Сандерсен кивком указал на кожаные кресла, стоявшие перед его столом, сел сам и тихо произнес:
— Я говорил с отцом Доновеем по телефону в день его гибели. Он сказал, что Джимми долго расспрашивал его обо мне и что он обещал за меня помолиться. И тогда… только не подумайте, что я рассказываю вам это, чтобы набить цену…
Судья растянул губы в любезную улыбку, давая понять, что у него этого и в мыслях не было.
— …и тогда меня словно пронзило насквозь электрическим током. Уже через несколько минут я смог дышать самостоятельно, а к вечеру даже приборы зафиксировали стремительную ремиссию моего рака.
У Ирвина зашлось сердце, но он ничем не выдал себя. Пульсирующая боль в голове неотступно вызывала в его памяти одну картину: клен в Центральном парке.
— Ну, а у вас что? — спросил Сандерсен чуть дрогнувшим голосом. — Были новые проявления?
— Со своей стороны могу сказать, что президент готов заключить сделку, — уклонился от прямого ответа Уоллес Клейборн.
Он показал на бордовый чемоданчик из телячьей кожи, стоявший у его левой ноги: в нем был миллион долларов, первая выплата за право эксплуатации клона.
— Об этом речь больше не идет, — покачал головой Сандерсен.
Клейборн напрягся, сохранив, однако, благодушное выражение лица.
— Как прикажете это понимать, доктор?
— Я вам его не продам.
Мозговые клетки юридического советника немедля сосредоточились на статьях предварительного соглашения в поисках формулировки, запрещающей цеденту идти на попятный, но Сандерсен, предупреждая отпор, добавил:
— Я вам его отдам. Я не хочу наживаться на совершенных Джимми чудесах теперь… теперь, когда я испытал их на себе. Мы покинули область виртуального, господа. Вопрос о защите моих прав представляется в этом свете… смешным, чтобы не сказать, некорректным. Разве может интеллектуальная собственность распространяться на благодать?
Судья серьезно закивал, в глубине души не очень веря собеседнику.
— Наши соглашения остаются в силе; просто суммы, которые должны были выплачиваться мне, пойдут на благотворительность — выбор я предоставляю вам.
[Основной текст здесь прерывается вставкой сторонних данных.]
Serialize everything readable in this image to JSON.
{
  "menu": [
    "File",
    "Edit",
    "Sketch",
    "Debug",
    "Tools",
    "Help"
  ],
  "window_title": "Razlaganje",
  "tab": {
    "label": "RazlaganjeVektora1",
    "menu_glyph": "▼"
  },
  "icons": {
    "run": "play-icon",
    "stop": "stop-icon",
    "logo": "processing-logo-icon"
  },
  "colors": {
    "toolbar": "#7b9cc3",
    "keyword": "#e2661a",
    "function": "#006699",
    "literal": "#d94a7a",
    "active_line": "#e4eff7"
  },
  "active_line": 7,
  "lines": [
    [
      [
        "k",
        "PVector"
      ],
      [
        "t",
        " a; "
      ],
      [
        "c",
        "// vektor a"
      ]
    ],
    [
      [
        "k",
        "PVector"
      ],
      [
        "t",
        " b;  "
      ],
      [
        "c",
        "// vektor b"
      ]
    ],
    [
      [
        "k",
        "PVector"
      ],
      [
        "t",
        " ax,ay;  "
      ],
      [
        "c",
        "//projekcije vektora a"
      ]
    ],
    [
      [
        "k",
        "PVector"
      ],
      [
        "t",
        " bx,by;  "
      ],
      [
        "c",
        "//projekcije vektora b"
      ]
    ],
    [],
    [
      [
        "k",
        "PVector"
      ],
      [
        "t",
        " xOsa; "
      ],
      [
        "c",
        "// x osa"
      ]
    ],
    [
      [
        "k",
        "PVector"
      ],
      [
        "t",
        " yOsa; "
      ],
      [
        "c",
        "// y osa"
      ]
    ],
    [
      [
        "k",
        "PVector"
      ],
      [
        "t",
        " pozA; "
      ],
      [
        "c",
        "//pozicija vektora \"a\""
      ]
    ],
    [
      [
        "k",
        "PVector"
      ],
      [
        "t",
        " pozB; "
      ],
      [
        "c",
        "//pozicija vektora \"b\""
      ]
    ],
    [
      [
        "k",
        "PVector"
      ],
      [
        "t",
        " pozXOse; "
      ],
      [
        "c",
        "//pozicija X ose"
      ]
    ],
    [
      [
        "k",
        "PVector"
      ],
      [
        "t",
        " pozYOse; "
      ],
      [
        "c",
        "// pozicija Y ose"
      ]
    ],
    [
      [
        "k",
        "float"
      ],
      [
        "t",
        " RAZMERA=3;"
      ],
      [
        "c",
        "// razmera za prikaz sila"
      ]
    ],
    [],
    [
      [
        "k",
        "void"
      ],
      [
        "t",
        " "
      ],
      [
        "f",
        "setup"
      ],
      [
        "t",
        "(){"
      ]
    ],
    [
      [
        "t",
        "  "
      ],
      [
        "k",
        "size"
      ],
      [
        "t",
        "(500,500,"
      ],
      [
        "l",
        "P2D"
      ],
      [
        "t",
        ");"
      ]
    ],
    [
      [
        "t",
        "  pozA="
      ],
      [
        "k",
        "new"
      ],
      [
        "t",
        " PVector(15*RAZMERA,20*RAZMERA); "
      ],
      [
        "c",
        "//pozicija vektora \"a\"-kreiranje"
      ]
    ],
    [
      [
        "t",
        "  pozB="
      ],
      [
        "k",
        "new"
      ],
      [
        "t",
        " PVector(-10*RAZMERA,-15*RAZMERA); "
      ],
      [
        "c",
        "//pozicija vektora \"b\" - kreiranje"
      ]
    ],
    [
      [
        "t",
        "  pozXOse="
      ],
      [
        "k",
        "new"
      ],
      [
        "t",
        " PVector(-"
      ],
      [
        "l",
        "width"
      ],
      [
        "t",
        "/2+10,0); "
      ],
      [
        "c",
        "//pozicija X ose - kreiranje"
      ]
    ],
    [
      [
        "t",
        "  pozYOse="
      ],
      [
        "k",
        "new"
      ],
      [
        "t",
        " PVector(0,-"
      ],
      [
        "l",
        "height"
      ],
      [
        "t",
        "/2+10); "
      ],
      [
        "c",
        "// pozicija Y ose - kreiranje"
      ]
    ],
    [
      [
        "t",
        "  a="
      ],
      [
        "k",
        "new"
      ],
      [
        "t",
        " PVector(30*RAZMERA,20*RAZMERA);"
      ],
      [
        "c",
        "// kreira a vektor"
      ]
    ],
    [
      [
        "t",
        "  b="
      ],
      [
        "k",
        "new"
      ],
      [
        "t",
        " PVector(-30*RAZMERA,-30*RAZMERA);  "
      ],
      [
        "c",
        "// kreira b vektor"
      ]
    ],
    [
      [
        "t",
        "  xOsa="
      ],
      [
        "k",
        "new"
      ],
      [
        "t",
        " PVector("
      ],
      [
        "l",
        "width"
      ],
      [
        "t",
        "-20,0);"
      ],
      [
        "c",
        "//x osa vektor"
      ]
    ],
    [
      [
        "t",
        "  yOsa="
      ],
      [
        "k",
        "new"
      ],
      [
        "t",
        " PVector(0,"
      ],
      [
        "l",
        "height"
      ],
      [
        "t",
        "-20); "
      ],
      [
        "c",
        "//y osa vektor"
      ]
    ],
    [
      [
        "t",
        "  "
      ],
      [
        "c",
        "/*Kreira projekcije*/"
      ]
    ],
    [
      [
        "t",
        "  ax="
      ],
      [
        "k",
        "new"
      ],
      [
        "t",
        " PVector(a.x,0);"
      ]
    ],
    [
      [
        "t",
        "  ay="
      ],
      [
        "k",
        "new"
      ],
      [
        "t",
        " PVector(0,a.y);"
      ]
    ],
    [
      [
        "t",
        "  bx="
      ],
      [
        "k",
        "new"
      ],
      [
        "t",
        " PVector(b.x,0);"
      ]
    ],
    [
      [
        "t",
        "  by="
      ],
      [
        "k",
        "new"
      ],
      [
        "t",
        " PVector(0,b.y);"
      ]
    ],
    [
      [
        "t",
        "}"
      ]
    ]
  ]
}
Все равно теперь, без отца Доновея, я не знаю, что станется с моим фондом…
— Можете не беспокоиться, — поспешил заверить его Клейборн, — подпишем дополнительное соглашение, этого будет достаточно. Я передам его вам завтра со списком благотворительных фондов, достойных…
— Я вам доверяю, — оборвал его Сандерсен, снимая колпачок с ручки.
Пока обе стороны подписывали договор, Ирвин всматривался в черты своего коллеги. Ему с трудом верилось в этот внезапный перелом, но он представлял себя на месте Сандерсена: что если вдруг и его опухоль в мозгу рассосалась бы в одночасье? После водворения в Скалистые горы ему не давал покоя тот осколок снаряда, который четырехлетний Джимми усилием мысли удалил из колена священника, и он постоянно боролся с искушением повторить этот опыт. Не только этика слуги государства мешала ему, но и застарелое сомнение ученого — или, наоборот, истинная вера: нельзя испытывать Бога.
— Извините, что не приглашаю вас на ланч, — сказал Сандерсен, вставая, — у меня еще одна встреча. Препоручаю вас моим юристам, они знают лучшие рестораны на острове. Пожалуйста, передайте Джимми мою…
Он запнулся, подыскивая слово; впрочем, вся полнота чувства, вся его сила, все нюансы были написаны на его лице.
— Непременно передадим, — наигранно бодрым голосом пообещал уставший от перелета судья Клейборн.
Исхудавшие пальцы генетика хрустнули в его энергичном рукопожатии. Он подхватил чемоданчик и направился к двери, которую распахнула перед ним медсестра.
— Ну, Ирвин, мир? — тихо произнес Сандерсен, глядя в глаза своему собрату.
— Будьте осторожны, — только и ответил Гласснер, вспомнив отца Доновея: хоть он не знал наверняка, была ли его смерть делом рук ЦРУ, эта версия представлялась ему не то чтобы вероятной, но вполне логичной.
— А что мне терять? — улыбнулся старик. — Пользы от меня больше никакой. Я сделал свое дело; теперь вам исполнять предначертанное Богом. Берегите Джимми.
Ирвин будто услышал эхо слов священника; он молча кивнул и пошел за Клейборном, который нетерпеливо топтался на пороге. Как только за эмиссарами Белого дома закрылась дверь, комнату заполонил медперсонал, распахнулись шкафы, вновь появилось больничное оборудование. Одна медсестра расстелила постель, другая подключила диализ, третья раздела и уложила Сандерсена, смыла тональный крем с его лица.